Researchers from Midjourney and New York University have collaboratively developed a novel method to significantly enhance the diversity of creative text generated by language models, while minimizing quality loss.
This technique, detailed in a recent research paper, introduces a "deviation metric" into the AI's training process. It works by quantifying the difference between each generated text and other texts created for the same prompt. Researchers use text embeddings and their pairwise cosine distance to calculate these differences, providing the system with a mathematical framework for understanding textual variation. This novel training approach evaluates the differences between Large Language Model (LLM) responses to enhance output diversity.
The training method evaluates the differences between LLM responses to enhance output diversity. | Image: Chung et al.
Preliminary test results are encouraging. Models trained with this new method showed a 23% increase in text diversity, with only a 5% decrease in quality score as assessed by Reddit's reward system.
A specific test case clearly demonstrates the method's effectiveness. When researchers prompted a standard GPT-4o model with "My dear, why are you trembling? You are the king now," the model primarily generated stories about a nervous new ruler. However, the improved Llama-3.1-8B model (despite its smaller size) produced vastly different stories, ranging from dark fantasy about a bear king to underwater supernatural tales, showcasing a far greater creative breadth. Human testers corroborated these findings, perceiving the texts as more diverse while maintaining quality. It's noteworthy that the researchers tested against a relatively older GPT-4o model, not the newer, more natural-sounding GPT-4.5, which is more computationally expensive. The research data indicates that the improved model outperforms others in both story quality and diversity.
The research team focused on two types of diversity: semantic variation (different story content and plot) and stylistic variation (sounding like it was written by different authors). They developed specific versions for each type, but experiments showed that combining both yielded the best results.
Data shows the modified model outperforms others in both story quality and diversity. | Image: Chung et al.

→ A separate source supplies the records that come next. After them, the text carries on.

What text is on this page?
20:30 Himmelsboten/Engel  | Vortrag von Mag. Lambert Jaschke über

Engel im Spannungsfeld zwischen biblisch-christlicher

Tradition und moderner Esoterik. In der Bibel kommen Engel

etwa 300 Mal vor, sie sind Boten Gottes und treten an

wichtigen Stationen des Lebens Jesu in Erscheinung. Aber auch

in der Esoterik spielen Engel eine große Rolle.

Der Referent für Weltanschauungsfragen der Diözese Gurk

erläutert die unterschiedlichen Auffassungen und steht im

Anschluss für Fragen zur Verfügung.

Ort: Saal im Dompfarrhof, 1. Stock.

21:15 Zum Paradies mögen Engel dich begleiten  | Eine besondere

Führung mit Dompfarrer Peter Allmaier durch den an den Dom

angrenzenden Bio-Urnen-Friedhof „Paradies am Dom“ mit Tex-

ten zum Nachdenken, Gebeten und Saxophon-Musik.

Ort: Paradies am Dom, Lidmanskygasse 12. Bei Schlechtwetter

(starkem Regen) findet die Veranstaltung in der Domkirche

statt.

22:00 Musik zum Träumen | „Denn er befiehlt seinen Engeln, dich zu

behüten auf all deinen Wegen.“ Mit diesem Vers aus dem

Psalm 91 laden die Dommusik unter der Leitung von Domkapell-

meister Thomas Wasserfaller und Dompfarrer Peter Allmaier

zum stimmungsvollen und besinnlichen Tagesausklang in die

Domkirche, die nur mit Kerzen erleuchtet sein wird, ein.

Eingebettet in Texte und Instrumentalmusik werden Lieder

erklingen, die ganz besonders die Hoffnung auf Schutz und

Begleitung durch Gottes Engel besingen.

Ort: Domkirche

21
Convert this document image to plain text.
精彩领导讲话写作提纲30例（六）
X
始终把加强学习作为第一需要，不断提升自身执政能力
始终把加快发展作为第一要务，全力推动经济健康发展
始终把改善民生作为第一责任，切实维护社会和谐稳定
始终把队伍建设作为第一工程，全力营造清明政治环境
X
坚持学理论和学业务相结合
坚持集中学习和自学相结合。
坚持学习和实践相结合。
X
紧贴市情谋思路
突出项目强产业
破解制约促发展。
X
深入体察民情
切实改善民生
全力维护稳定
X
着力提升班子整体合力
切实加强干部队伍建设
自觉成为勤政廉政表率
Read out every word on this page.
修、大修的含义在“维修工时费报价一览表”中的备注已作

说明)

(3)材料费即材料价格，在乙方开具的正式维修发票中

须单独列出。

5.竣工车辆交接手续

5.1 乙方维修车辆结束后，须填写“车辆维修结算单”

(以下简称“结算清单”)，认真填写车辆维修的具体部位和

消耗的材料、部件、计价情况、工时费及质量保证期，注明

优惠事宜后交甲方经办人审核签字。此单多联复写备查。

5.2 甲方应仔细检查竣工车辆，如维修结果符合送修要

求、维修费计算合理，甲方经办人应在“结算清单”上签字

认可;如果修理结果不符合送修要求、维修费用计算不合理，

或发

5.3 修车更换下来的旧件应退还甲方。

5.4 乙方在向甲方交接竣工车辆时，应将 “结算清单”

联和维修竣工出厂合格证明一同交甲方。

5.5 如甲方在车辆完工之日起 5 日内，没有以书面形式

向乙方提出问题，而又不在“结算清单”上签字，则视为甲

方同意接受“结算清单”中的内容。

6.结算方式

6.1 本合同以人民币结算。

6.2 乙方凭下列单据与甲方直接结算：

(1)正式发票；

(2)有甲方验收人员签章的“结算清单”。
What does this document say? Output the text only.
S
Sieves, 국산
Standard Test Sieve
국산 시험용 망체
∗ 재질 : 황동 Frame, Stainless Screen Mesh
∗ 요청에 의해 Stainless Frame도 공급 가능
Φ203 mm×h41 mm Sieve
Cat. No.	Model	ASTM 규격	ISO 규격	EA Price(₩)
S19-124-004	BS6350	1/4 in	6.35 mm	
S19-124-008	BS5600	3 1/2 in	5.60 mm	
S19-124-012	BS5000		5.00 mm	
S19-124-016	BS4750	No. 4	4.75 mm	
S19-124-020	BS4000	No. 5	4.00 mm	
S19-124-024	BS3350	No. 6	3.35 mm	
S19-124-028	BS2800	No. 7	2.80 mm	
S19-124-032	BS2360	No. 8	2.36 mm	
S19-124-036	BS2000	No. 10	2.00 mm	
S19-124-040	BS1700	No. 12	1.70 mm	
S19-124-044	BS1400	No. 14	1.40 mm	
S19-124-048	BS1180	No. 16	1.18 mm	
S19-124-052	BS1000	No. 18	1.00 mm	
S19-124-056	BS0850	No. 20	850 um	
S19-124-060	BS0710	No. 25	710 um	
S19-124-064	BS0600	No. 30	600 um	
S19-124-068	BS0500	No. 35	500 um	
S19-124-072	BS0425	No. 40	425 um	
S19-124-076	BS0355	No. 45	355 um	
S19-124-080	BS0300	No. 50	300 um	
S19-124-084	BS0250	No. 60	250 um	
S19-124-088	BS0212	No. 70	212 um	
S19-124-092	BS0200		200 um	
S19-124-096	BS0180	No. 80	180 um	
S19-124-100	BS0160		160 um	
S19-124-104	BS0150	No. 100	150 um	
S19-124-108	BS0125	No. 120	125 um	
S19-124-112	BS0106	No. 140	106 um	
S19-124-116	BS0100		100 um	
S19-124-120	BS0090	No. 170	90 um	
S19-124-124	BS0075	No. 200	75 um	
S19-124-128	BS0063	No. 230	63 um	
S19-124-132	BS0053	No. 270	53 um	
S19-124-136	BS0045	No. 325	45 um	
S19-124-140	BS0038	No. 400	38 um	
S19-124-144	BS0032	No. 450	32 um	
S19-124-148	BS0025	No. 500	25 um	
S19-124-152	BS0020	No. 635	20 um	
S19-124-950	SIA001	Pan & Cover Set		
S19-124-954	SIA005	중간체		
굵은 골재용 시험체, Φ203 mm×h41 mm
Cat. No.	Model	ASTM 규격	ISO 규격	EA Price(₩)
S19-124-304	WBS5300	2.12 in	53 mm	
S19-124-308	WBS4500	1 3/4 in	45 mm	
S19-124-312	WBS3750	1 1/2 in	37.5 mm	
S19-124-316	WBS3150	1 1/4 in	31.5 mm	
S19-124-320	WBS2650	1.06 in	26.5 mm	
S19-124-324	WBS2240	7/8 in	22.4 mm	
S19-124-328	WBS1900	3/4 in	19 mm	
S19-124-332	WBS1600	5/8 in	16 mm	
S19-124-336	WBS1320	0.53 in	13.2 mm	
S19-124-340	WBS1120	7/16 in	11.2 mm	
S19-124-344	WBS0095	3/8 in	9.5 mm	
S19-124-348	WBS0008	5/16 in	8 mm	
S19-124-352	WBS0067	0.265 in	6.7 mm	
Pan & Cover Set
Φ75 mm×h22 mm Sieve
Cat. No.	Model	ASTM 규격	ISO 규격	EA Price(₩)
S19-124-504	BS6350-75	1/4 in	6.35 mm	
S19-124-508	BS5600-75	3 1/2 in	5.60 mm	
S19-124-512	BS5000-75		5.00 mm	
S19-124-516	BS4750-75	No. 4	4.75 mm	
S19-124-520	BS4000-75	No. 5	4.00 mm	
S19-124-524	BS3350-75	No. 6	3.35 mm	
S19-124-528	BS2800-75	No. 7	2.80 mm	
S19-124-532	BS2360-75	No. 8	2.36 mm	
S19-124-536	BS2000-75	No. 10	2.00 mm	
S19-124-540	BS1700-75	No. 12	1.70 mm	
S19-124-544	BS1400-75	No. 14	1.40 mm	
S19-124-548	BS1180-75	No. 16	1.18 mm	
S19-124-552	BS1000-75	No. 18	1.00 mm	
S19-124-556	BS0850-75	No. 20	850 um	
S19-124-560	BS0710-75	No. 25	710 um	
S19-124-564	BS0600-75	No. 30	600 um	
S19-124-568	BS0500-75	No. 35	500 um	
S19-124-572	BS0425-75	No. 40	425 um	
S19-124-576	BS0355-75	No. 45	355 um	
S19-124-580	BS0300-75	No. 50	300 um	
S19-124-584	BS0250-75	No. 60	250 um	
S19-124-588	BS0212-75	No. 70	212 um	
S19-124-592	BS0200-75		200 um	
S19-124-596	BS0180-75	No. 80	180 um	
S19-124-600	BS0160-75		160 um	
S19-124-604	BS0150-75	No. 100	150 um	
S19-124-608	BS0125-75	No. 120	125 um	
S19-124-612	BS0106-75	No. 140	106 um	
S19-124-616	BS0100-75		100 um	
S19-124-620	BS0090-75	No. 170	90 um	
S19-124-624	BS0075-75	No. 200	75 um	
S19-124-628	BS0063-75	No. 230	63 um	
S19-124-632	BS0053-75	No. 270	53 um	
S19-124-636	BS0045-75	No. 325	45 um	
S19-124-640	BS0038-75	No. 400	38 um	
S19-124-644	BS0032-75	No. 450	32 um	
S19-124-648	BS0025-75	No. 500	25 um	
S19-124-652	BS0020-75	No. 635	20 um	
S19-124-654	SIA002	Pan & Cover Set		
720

During the research, the team utilized over 100,000 prompt-response pairs from the Reddit community r/WritingPrompts. They found that only four different responses per prompt were needed to significantly improve model diversity. Furthermore, the system can maintain output quality by using carefully selected training samples or setting minimum quality standards for different responses, making it more flexible than other methods in enhancing output diversity.
Despite the promising outlook, some questions remain. Researchers haven't yet verified whether their method applies to areas beyond creative writing, such as technical documentation and summarization, which might require different approaches. The technique's effectiveness in the online training environments used by many large models also hasn't been fully tested.
Moreover, the Reddit upvote system used to measure quality has limitations. While upvotes offer some indication of text quality, they neglect important factors such as technical accuracy, consistency, and professional writing standards, suggesting a more comprehensive evaluation method might be needed in the future.
Despite these outstanding issues, this new technology promises to revolutionize how large language models handle creative writing tasks, as current models often fall into repetitive patterns. The researchers stated they will publicly share their code on GitHub for other researchers and developers to utilize.